Last week, I was very rudely reprimanded by a NARA employee in the research room. I respect the fact that NARA has rules regarding the treatment of their records. Any institution, especially an institution the size of NARA, should have rules. I know that it is the staff’s responsibility to enforce these rules and I listen to them and respect them if I have been doing something wrong.
But honestly, I cannot deal when staff members are rude to me. Honestly, the way in which I was treated last week made me cry. I know that I’m quiet and that I look like I’m barely legal so I don’t command the respect of some of my peers. But I’ve been researching for years; the least I expect is professional behavior. I’ve been to many institutions that can’t afford to pay a single employee but manage to do a professional job. A salary is no excuse for impolite behavior.
I would just like to remind everyone that NARA is here because of researchers like me: researchers who need a large amount of records on a regular basis and who use these records for the promotion of the historical profession. If I didn’t have the need, NARA wouldn’t exist. You see, NARA wasn’t just started because the government needed to dump its records somewhere. The government formed NARA because researchers like J. Franklin Jameson needed a centralized repository for federal records.
If you’ve read any early works on American history, you know that they are rife with inaccuracies. This is often because in the late nineteenth and early twentieth centuries archival institutions did not exist in the United States. Historians simply did not have a place to go to find the records they needed. For government records, researchers would have to go to the specific agency where a document was created to obtain it. These different agencies did not give open access to their records. I have seen, multiple times, correspondence from the early twentieth century in files at NARA where clerks claimed they could not find the file a researcher was looking for. Clearly, the file existed because I found this correspondence within the requested file. The clerks just didn’t feel like trying to find it in the messy, dark storage rooms where the files were improperly kept. Clearly, this method didn’t work.
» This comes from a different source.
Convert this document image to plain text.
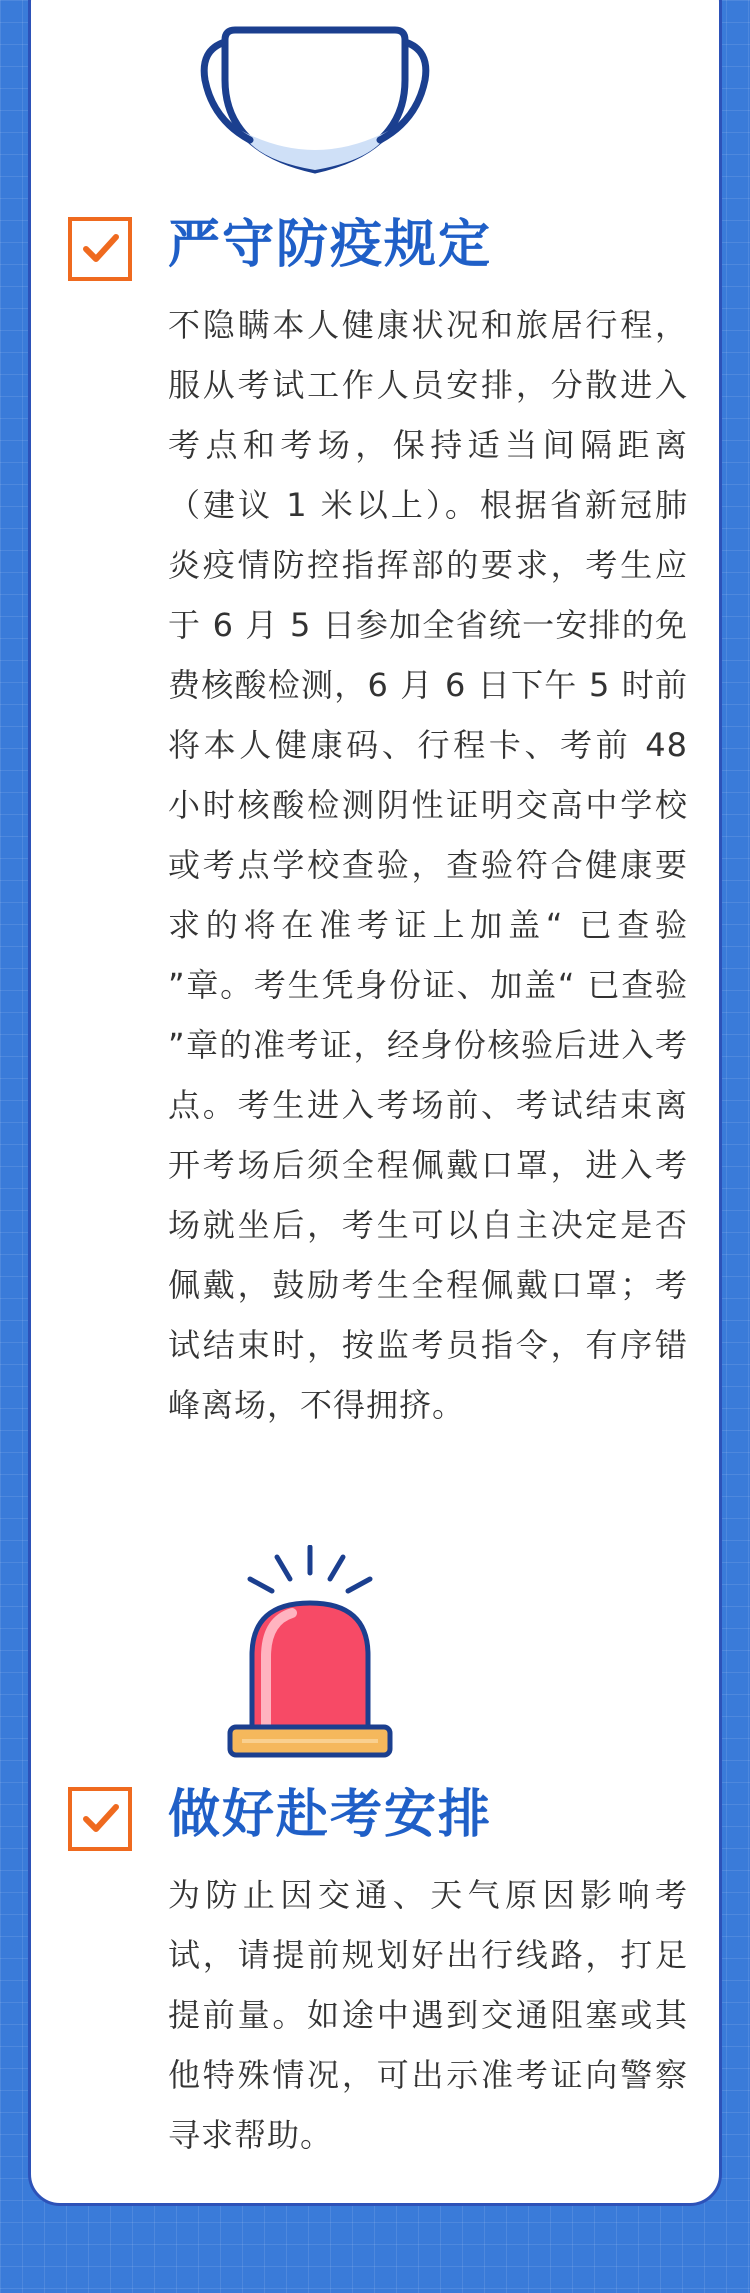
严守防疫规定
不隐瞒本人健康状况和旅居行程，服从考试工作人员安排，分散进入考点和考场，保持适当间隔距离（建议 1 米以上）。根据省新冠肺炎疫情防控指挥部的要求，考生应于 6 月 5 日参加全省统一安排的免费核酸检测，6 月 6 日下午 5 时前将本人健康码、行程卡、考前 48 小时核酸检测阴性证明交高中学校或考点学校查验，查验符合健康要求的将在准考证上加盖“ 已查验 ”章。考生凭身份证、加盖“ 已查验 ”章的准考证，经身份核验后进入考点。考生进入考场前、考试结束离开考场后须全程佩戴口罩，进入考场就坐后，考生可以自主决定是否佩戴，鼓励考生全程佩戴口罩；考试结束时，按监考员指令，有序错峰离场，不得拥挤。
做好赴考安排
为防止因交通、天气原因影响考试，请提前规划好出行线路，打足提前量。如途中遇到交通阻塞或其他特殊情况，可出示准考证向警察寻求帮助。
So as the historical profession grew, historians began to ask Congress to help them out. First, the Library of Congress got its act together. Then the idea of a national archive became popular. The idea of a national repository of government records wasn’t new. Pretty much all of Europe already had them. In the early nineteenth century lawmakers in the United States had thought about creating an archive, but it stalled. That is, until historians pushed for it. So in 1930 Congress finally passed a bill to create the federal repository and in 1934 it became its own independent agency.
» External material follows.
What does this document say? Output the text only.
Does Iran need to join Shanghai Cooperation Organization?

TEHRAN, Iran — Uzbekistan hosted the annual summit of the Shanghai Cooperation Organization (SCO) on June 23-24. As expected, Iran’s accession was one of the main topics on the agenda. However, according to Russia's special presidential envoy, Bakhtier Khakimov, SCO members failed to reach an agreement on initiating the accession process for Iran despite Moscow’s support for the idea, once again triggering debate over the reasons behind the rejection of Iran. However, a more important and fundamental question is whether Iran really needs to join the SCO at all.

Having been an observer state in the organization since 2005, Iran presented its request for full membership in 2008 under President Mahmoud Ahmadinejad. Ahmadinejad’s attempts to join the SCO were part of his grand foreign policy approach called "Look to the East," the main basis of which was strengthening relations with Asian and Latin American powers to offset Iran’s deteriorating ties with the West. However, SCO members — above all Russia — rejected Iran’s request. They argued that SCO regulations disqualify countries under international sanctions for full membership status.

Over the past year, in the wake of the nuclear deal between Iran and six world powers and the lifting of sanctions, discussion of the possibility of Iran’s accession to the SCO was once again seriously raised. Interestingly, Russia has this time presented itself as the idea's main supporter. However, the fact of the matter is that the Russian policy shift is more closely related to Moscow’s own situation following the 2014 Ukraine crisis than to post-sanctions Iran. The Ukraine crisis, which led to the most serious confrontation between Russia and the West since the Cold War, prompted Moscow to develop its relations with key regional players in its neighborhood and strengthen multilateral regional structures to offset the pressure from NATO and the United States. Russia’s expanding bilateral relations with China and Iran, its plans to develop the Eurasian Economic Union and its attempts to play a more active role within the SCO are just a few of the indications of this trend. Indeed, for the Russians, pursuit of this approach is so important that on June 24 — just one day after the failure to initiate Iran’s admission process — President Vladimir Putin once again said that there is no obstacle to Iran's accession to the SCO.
Many early archivists had been historians. The first two Archivists of the United States, Robert D.W. Connor and Solon J. Buck, had both previously held historical positions. These two AOTUSes were instrumental in the formation and early development of NARA. Clearly, the agency would not have survived without those who needed to research inside it.
So remember, this agency (and all of the jobs it creates) would not exist without people like me!